Anayasa Mahkemesi, Sanasaryan Vakfı'na ait İstanbul'daki Sanasaryan Han'ın önce İl Özel İdaresine, sonra da Tapu ve Kadastro Genel Müdürlüğüne devredilmesinin iptali istemiyle açılan davanın reddini, mülkiyet hakkının ihlali saydı.
Resmi Gazete'nin bugünkü sayısında yer alan karara göre, Rus vatandaşı Ağa Mugradiç Sanasaryan tarafından 1901'de İstanbul'da Sansaryan Vakfı kuruldu. Fakir Ermeni çocuklarının eğitim ve öğretim masraflarının karşılanması amacını taşıyan vakfın vakfiyesinde de "vakfın tevliyesinin Ermeni milleti patriki her kim olursa ona ait olacağı" belirtildi.
Cumhuriyetin ilanının ardından vakfa ait Fatih'teki Sanasaryan Han, 1929'da kadastro komisyonu kararına istinaden vakıf adına tescil edildi. İstanbul İl Özel İdaresince 1930'da açılan dava ile hanın yönetimi İstanbul İl Özel İdaresine devredildi. İdarenin, 1951'deki başvurusu sonrası 1952'de de taşınmaz İstanbul İl Özel İdaresi adına tescil edildi.
Tapu ve Kadastro Genel Müdürlüğü, İl Özel İdaresine karşı 1985'te tapu iptali ve tescil davası açtı. Taşınmazın mülkiyetinin vakfa ait olduğu, 1957 tarihli ve 7044 sayılı Aslında Vakıf Olan Tarihi ve Mimari Kıymeti Haiz Eski Eserlerin Vakıflar Umum Müdürlüğüne Devrine Dair Kanun uyarınca taşınmazın Genel Müdürlüğe devrinin gerektiği savunuldu.
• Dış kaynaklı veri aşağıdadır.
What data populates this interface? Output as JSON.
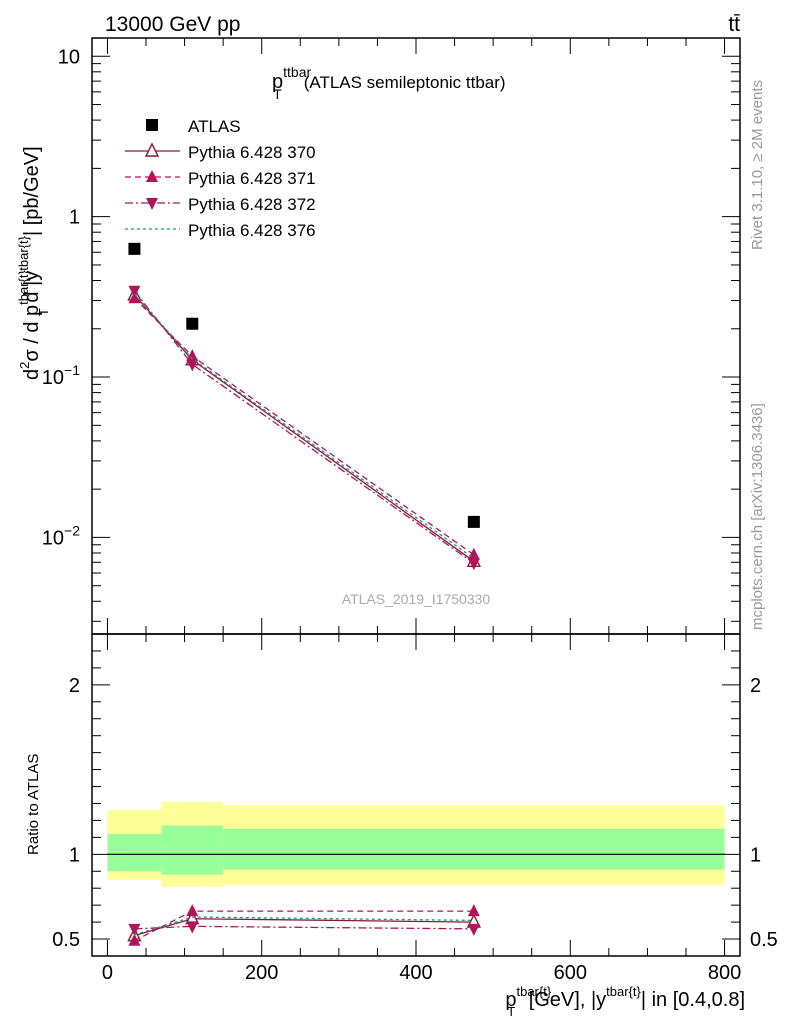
{
  "header": {
    "process": "13000 GeV pp",
    "final_state": "tt̄"
  },
  "plot_title": {
    "main": "p",
    "sub": "T",
    "sup": "ttbar",
    "rest": "(ATLAS semileptonic ttbar)"
  },
  "side_labels": {
    "rivet": "Rivet 3.1.10, ≥ 2M events",
    "mcplots": "mcplots.cern.ch [arXiv:1306.3436]"
  },
  "analysis_id": "ATLAS_2019_I1750330",
  "colors": {
    "atlas": "#000000",
    "p370": "#8b1a2e",
    "p371": "#b0145a",
    "p372": "#b0145a",
    "p376": "#159a8a",
    "band_outer": "#ffff99",
    "band_inner": "#99ff99"
  },
  "chart_data": [
    {
      "type": "scatter",
      "scale": "log",
      "ylabel": "d²σ / d p^{tbar{t}}_T d |y^{tbar{t}}| [pb/GeV]",
      "ylabel_parts": {
        "a": "d",
        "a_sup": "2",
        "b": "σ /  d p",
        "b_sup": "tbar{t}",
        "b_sub": "T",
        "c": " d |y",
        "c_sup": "tbar{t}",
        "d": "| [pb/GeV]"
      },
      "xlim": [
        -20,
        820
      ],
      "ylim": [
        0.0025,
        13
      ],
      "yticks": [
        {
          "value": 10,
          "label": "10"
        },
        {
          "value": 1,
          "label": "1"
        },
        {
          "value": 0.1,
          "base": "10",
          "exp": "−1"
        },
        {
          "value": 0.01,
          "base": "10",
          "exp": "−2"
        }
      ],
      "legend_placement": "top-left",
      "series": [
        {
          "name": "ATLAS",
          "key": "atlas",
          "marker": "square",
          "line": "none",
          "x": [
            35,
            110,
            475
          ],
          "y": [
            0.63,
            0.215,
            0.0125
          ]
        },
        {
          "name": "Pythia 6.428 370",
          "key": "p370",
          "marker": "triangle-up-open",
          "line": "solid",
          "x": [
            35,
            110,
            475
          ],
          "y": [
            0.325,
            0.128,
            0.0071
          ]
        },
        {
          "name": "Pythia 6.428 371",
          "key": "p371",
          "marker": "triangle-up",
          "line": "dashed",
          "x": [
            35,
            110,
            475
          ],
          "y": [
            0.31,
            0.135,
            0.0078
          ]
        },
        {
          "name": "Pythia 6.428 372",
          "key": "p372",
          "marker": "triangle-down",
          "line": "dashdot",
          "x": [
            35,
            110,
            475
          ],
          "y": [
            0.345,
            0.12,
            0.0069
          ]
        },
        {
          "name": "Pythia 6.428 376",
          "key": "p376",
          "marker": "none",
          "line": "dashed-fine",
          "x": [
            35,
            110,
            475
          ],
          "y": [
            0.33,
            0.13,
            0.0074
          ]
        }
      ]
    },
    {
      "type": "line",
      "scale": "linear",
      "ylabel": "Ratio to ATLAS",
      "xlabel": "p^{tbar{t}}_T [GeV], |y^{tbar{t}}| in [0.4,0.8]",
      "xlabel_parts": {
        "a": "p",
        "a_sup": "tbar{t}",
        "a_sub": "T",
        "b": " [GeV], |y",
        "b_sup": "tbar{t}",
        "c": "| in [0.4,0.8]"
      },
      "xlim": [
        -20,
        820
      ],
      "ylim": [
        0.4,
        2.3
      ],
      "xticks": [
        0,
        200,
        400,
        600,
        800
      ],
      "yticks": [
        0.5,
        1,
        2
      ],
      "reference_line": 1,
      "bands": [
        {
          "x0": 0,
          "x1": 70,
          "inner": [
            0.9,
            1.12
          ],
          "outer": [
            0.85,
            1.26
          ]
        },
        {
          "x0": 70,
          "x1": 150,
          "inner": [
            0.88,
            1.17
          ],
          "outer": [
            0.81,
            1.31
          ]
        },
        {
          "x0": 150,
          "x1": 800,
          "inner": [
            0.91,
            1.15
          ],
          "outer": [
            0.82,
            1.29
          ]
        }
      ],
      "series": [
        {
          "name": "Pythia 6.428 370",
          "key": "p370",
          "marker": "triangle-up-open",
          "line": "solid",
          "x": [
            35,
            110,
            475
          ],
          "y": [
            0.52,
            0.62,
            0.6
          ]
        },
        {
          "name": "Pythia 6.428 371",
          "key": "p371",
          "marker": "triangle-up",
          "line": "dashed",
          "x": [
            35,
            110,
            475
          ],
          "y": [
            0.49,
            0.665,
            0.665
          ]
        },
        {
          "name": "Pythia 6.428 372",
          "key": "p372",
          "marker": "triangle-down",
          "line": "dashdot",
          "x": [
            35,
            110,
            475
          ],
          "y": [
            0.56,
            0.575,
            0.56
          ]
        },
        {
          "name": "Pythia 6.428 376",
          "key": "p376",
          "marker": "none",
          "line": "dashed-fine",
          "x": [
            35,
            110,
            475
          ],
          "y": [
            0.525,
            0.63,
            0.61
          ]
        }
      ]
    }
  ]
}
Davanın kabulüne karar verilerek bu kez taşınmaz, Tapu ve Kadastro Genel Müdürlüğüne devredildi.
Bu sürecin ardından vakfı temsilen Türkiye Ermenileri Patrikliği, 2011'de İstanbul 13. Asliye Hukuk Mahkemesi'nde tapu iptali ve tescil davası açtı. Yargılama sonucu mahkeme, Türkiye Ermeni Patriğinin davada vakfı temsil yetkisinin olmadığı gerekçesiyle ret kararı verdi.
Kararın kesinleşmesinin ardından Sanasaryan Vakfı, hak ihlali iddiasıyla Anayasa Mahkemesine bireysel başvuruda bulundu.
Başvuruyu inceleyen Yüksek Mahkeme, Anayasa'nın 35'inci maddesinde güvence altına alınan mülkiyet hakkının ihlal edildiğini ve ihlalin sonuçlarının ortadan kaldırılması için yeniden yargılama yapılmak üzere dosyanın İstanbul 13. Asliye Hukuk Mahkemesi'ne gönderilmesini kararlaştırdı.
Kararın gerekçesinden
Anayasa Mahkemesinin kararında, Anayasa'nın 35'inci maddesinde herkesin mülkiyet ve miras haklarına sahip olduğu, bu hakların ancak kamu yararı amacıyla kanunla sınırlanabileceği ve mülkiyet hakkının kullanılmasının toplum yararına aykırı olamayacağının hüküm altına alındığı vurgulandı.
Başvuru konusu olayda, mülkiyet hakkına müdahalede bulunulduğu belirtilen kararda, "Türk anayasal sisteminde hak ve özgürlükleri kısıtlayıcı düzenleme yapma yetkisi yasama organına aittir" hükmü hatırlatıldı.
Demokrasilerde hangi hakkın ne ölçüde sınırlanacağına bürokrasi veya yargının değil yasama organlarının karar vereceği bildirilen kararda, şu değerlendirmelere yer verildi:
"Bu açıklamalar ışığında değerlendirildiğinde vakfın mazbut vakıf olarak kabulünün ve buna bağlı olarak Patrikliğin vakfı temsil yetkisinin bulunmadığının değerlendirilmesinin kanun hükümlerinin öngörülebilir olmayan genişletici yorumuna dayandığı sonucuna ulaşılmıştır. Bu durumda başvurucunun mülkiyet hakkına yapılan müdahalenin kanuni dayanağının bulunmadığı kanaatine varılmıştır. Varılan sonuca göre müdahalenin meşru bir amacının veya ölçülü olup olmadığının değerlendirilmesine gerek görülmemiştir. Açıklanan gerekçelerle Anayasa'nın 35'inci maddesinde güvence altına alınan mülkiyet hakkının ihlal edildiğine karar verilmesi gerekir."